Training dairy farm workers in 5-step teaching method

Extension, Ohio State University
Farm work is complex, especially for those not raised on a farm. With that in mind, it is critical to provide comprehensive training for employees.

New employees need and want training. The importance of training programs has increased dramatically. Margins for acceptable error have decreased. Equipment has become more complicated. Farm work is complex. People with all the necessary skills and experience for success are difficult to find. Many new employees were not raised on a farm. Training is essential!

The actual training of a new employee can be aided by a five-step teaching method:

1. PREPARE the learner. Learners are prepared when they are at ease, understand why they need to learn the task, are interested in learning, have the confidence they can learn, and the trainer can teach.

The most important part of learner preparation is creating a need to know or desire to learn. Prepare the learner by:

  • Showing enthusiasm for the task.
  • Relating the task to what the learner already knows.
  • Helping the learner envision being an expert in the task.
  • Adding fun and prestige to the task.
  • Associating the task with respected coworkers.

2. TELL the learner about each step or part of the task.

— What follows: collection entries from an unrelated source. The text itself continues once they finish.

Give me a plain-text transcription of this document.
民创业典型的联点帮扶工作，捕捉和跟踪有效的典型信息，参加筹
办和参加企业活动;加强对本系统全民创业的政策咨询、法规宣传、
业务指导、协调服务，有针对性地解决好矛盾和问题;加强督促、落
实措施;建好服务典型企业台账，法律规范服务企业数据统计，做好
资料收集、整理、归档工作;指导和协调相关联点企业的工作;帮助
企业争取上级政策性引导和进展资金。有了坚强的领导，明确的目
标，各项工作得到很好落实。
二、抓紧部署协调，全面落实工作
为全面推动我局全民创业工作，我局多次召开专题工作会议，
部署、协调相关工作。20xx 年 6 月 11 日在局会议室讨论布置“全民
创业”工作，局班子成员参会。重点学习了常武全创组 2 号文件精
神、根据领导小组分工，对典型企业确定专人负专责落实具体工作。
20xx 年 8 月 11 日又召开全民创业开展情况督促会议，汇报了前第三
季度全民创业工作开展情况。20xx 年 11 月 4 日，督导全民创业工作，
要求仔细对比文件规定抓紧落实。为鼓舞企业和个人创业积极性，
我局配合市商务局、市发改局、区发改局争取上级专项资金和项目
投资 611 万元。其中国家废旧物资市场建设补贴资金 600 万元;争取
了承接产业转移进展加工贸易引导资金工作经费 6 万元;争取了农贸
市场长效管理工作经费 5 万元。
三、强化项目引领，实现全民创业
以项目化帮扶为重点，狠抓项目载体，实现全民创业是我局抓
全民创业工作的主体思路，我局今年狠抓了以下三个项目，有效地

3. SHOW the learner how to do each step. In demonstrating the task, explain each step emphasizing, the key points and more difficult steps. Remember the little and seemingly simple parts of the task. Get the learner involved by asking questions about what is being shown.

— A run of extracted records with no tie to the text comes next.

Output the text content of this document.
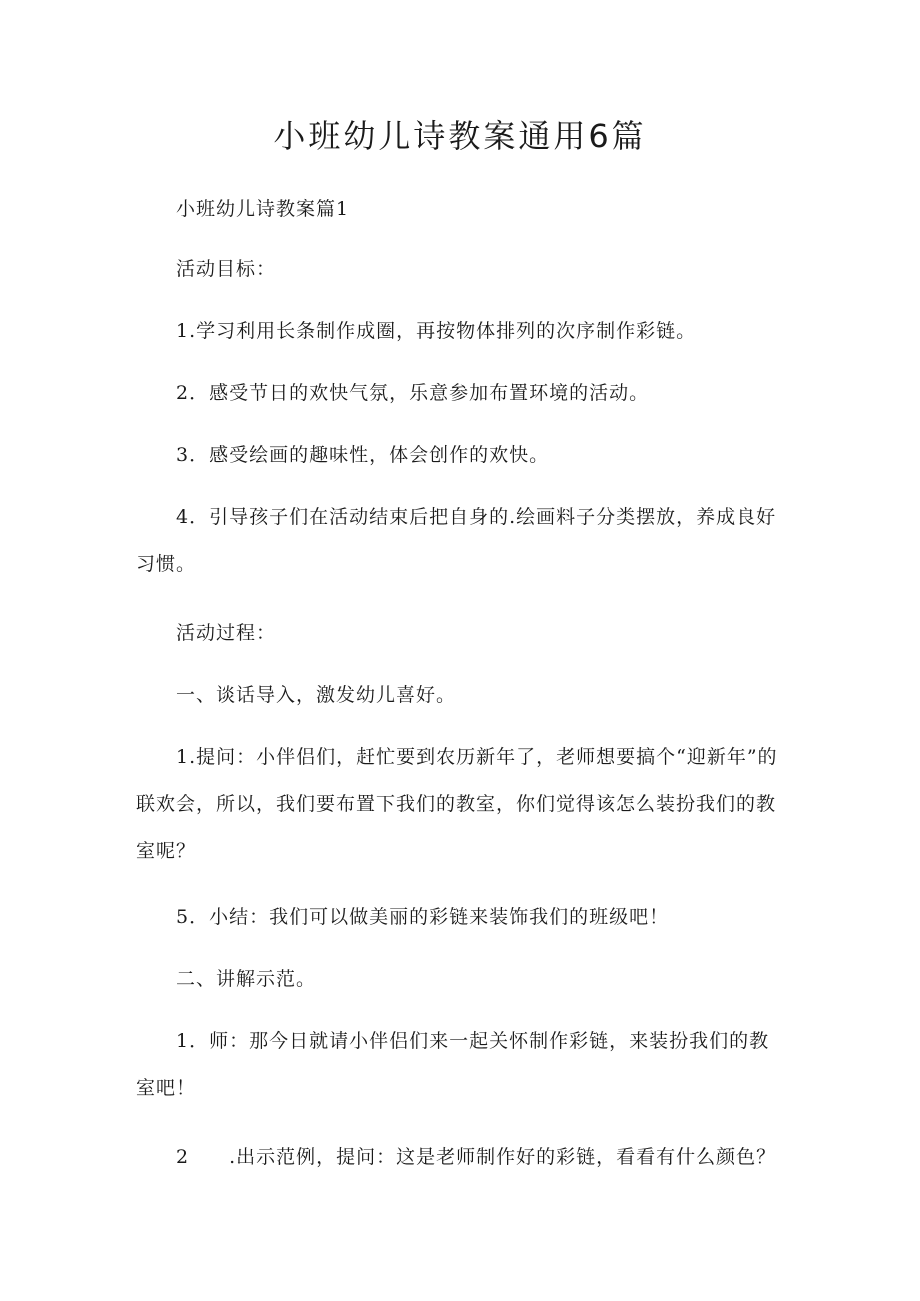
小班幼儿诗教案通用6篇

小班幼儿诗教案篇1

活动目标：

1.学习利用长条制作成圈，再按物体排列的次序制作彩链。

2．感受节日的欢快气氛，乐意参加布置环境的活动。

3．感受绘画的趣味性，体会创作的欢快。

4．引导孩子们在活动结束后把自身的.绘画料子分类摆放，养成良好习惯。

活动过程：

一、谈话导入，激发幼儿喜好。

1.提问：小伴侣们，赶忙要到农历新年了，老师想要搞个“迎新年”的联欢会，所以，我们要布置下我们的教室，你们觉得该怎么装扮我们的教室呢？

5．小结：我们可以做美丽的彩链来装饰我们的班级吧！

二、讲解示范。

1．师：那今日就请小伴侣们来一起关怀制作彩链，来装扮我们的教室吧！

2　　.出示范例，提问：这是老师制作好的彩链，看看有什么颜色？
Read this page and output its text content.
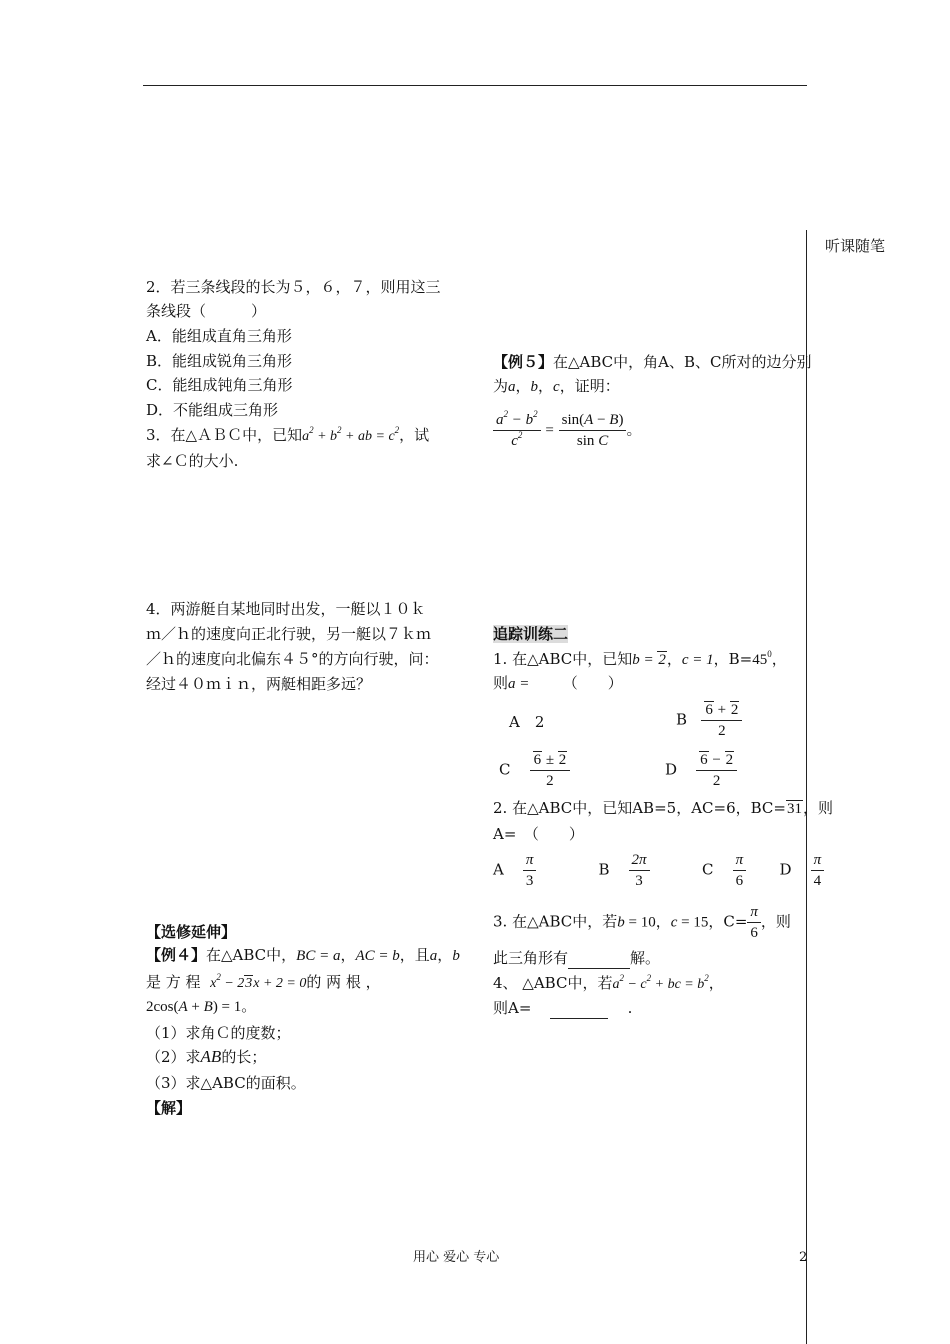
听课随笔
2．若三条线段的长为５，６，７，则用这三
条线段（　　　）
A．能组成直角三角形
B．能组成锐角三角形
C．能组成钝角三角形
D．不能组成三角形
3．在△ＡＢＣ中，已知$a^2 + b^2$ + ab = $c^2$，试
求∠Ｃ的大小.
4．两游艇自某地同时出发，一艇以１０ｋ
ｍ／ｈ的速度向正北行驶，另一艇以７ｋｍ
／ｈ的速度向北偏东４５°的方向行驶，问：
经过４０ｍｉｎ，两艇相距多远？
【选修延伸】
【例４】在△ABC中，BC = a，AC = b，且a，b
是 方 程 $x^2 - 23x + 2 = 0$的 两 根 ，
2cos(A + B) = 1。
（1）求角Ｃ的度数；
（2）求AB的长；
（3）求△ABC的面积。
【解】
【例５】在△ABC中，角A、B、C所对的边分别
为a，b，c，证明：
$\frac{a^2 - b^2}{c^2} = \frac{\sin(A - B)}{\text{sin C}}$ 。
追踪训练二
1. 在△ABC中，已知b = 2，c = 1，$B=45^0$，
则a = （　　）
A　2	B $\frac{6 + 2}{2}$
C $\frac{6 \pm 2}{2}$	D $\frac{6 - 2}{2}$
2. 在△ABC中，已知AB=5，AC=6，BC=31，则
A=　（　　）
A $\frac{\pi}{3}$	B $\frac{2\pi}{3}$	C $\frac{\pi}{6}$ D $\frac{\pi}{4}$
3. 在△ABC中，若b = 10，c = 15，$C= \frac{\pi}{6}$ ，则
此三角形有	解。
4、 △ABC中，若$a^2 - c^2$ + bc = $b^2$，
则A=	.
用心 爱心 专心	2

4. Have the learner DO each step of the task while being observed by the trainer. Ask the learner to explain each step as it is performed. If steps or parts of the task are omitted, re-explain the steps and have the learner repeat them.

5. REVIEW each step or part of the task with the learner, offering encouragement, constructive criticism, and additional pointers on how to do the job. Be frank and honest in the appraisal.

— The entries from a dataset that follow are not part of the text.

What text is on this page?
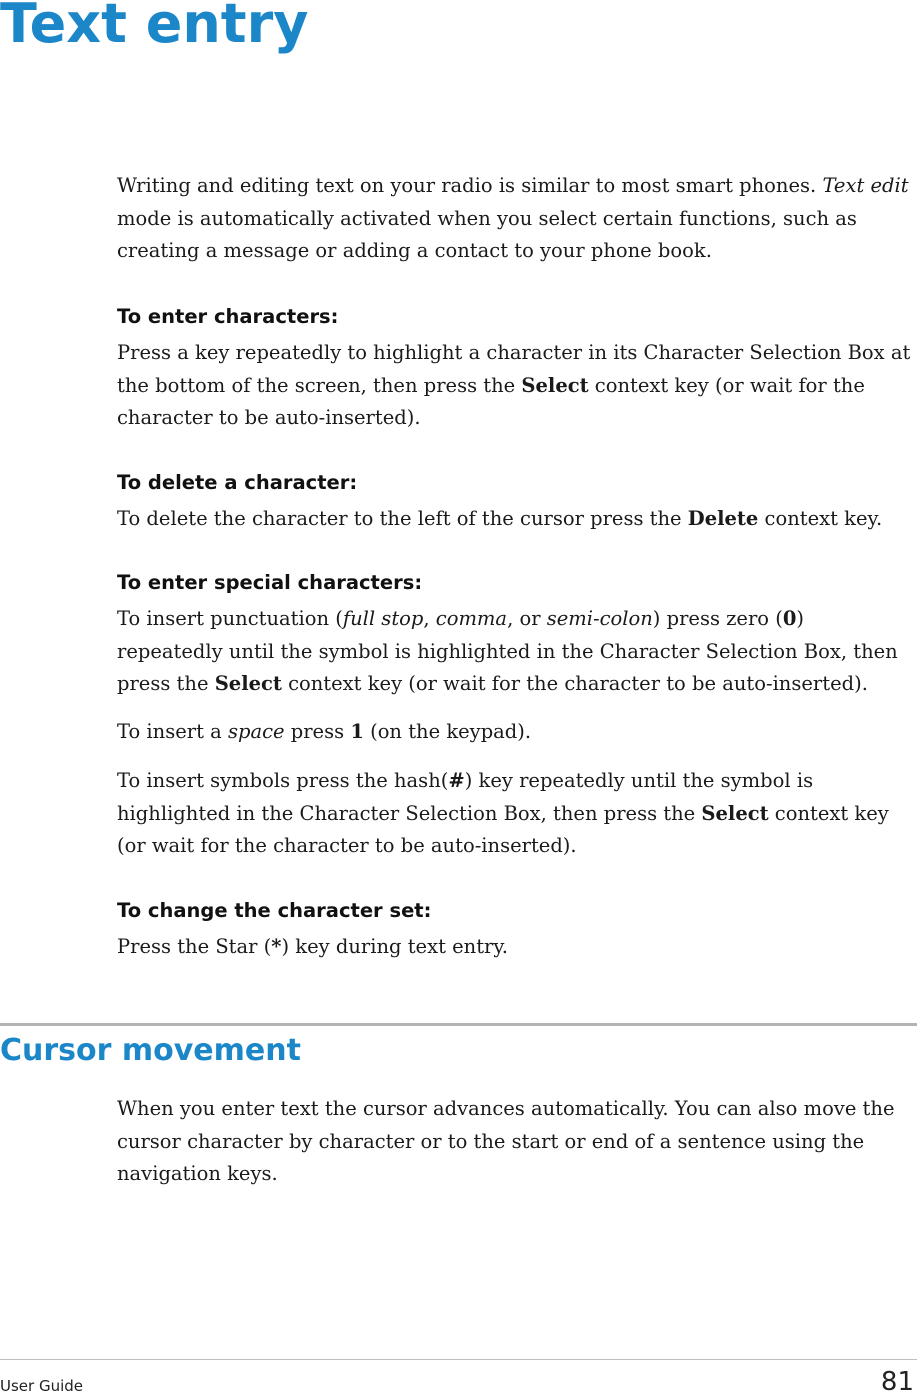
Text entry

Writing and editing text on your radio is similar to most smart phones. Text edit mode is automatically activated when you select certain functions, such as creating a message or adding a contact to your phone book.

To enter characters:

Press a key repeatedly to highlight a character in its Character Selection Box at the bottom of the screen, then press the Select context key (or wait for the character to be auto-inserted).

To delete a character:

To delete the character to the left of the cursor press the Delete context key.

To enter special characters:

To insert punctuation (full stop, comma, or semi-colon) press zero (0) repeatedly until the symbol is highlighted in the Character Selection Box, then press the Select context key (or wait for the character to be auto-inserted).

To insert a space press 1 (on the keypad).

To insert symbols press the hash(#) key repeatedly until the symbol is highlighted in the Character Selection Box, then press the Select context key (or wait for the character to be auto-inserted).

To change the character set:

Press the Star (*) key during text entry.

Cursor movement

When you enter text the cursor advances automatically. You can also move the cursor character by character or to the start or end of a sentence using the navigation keys.

User Guide	81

These five steps work. They help create an ideal learning situation based on the following guidelines and assumptions:

  • All employees can learn.
  • Trainers should make learning an active process.
  • Learners need and want guidance and direction.
  • Learning should be step-by-step.
  • Learners need time to practice.
  • Learning should be varied to avoid boredom.
  • Learners gain satisfaction from their learning.
  • Trainers should encourage and reinforce learner progress.
  • Learning does not occur at a steady rate, i.e. plateaus follow spurts of progress.

Improved training offers dairy farm managers a way to increase employee job satisfaction and progress. Deciding what can be accomplished through better training is a good starting point. Creating a positive environment for learning helps both the trainer and the employees. Preparing before jumping in avoids confusion and frustration.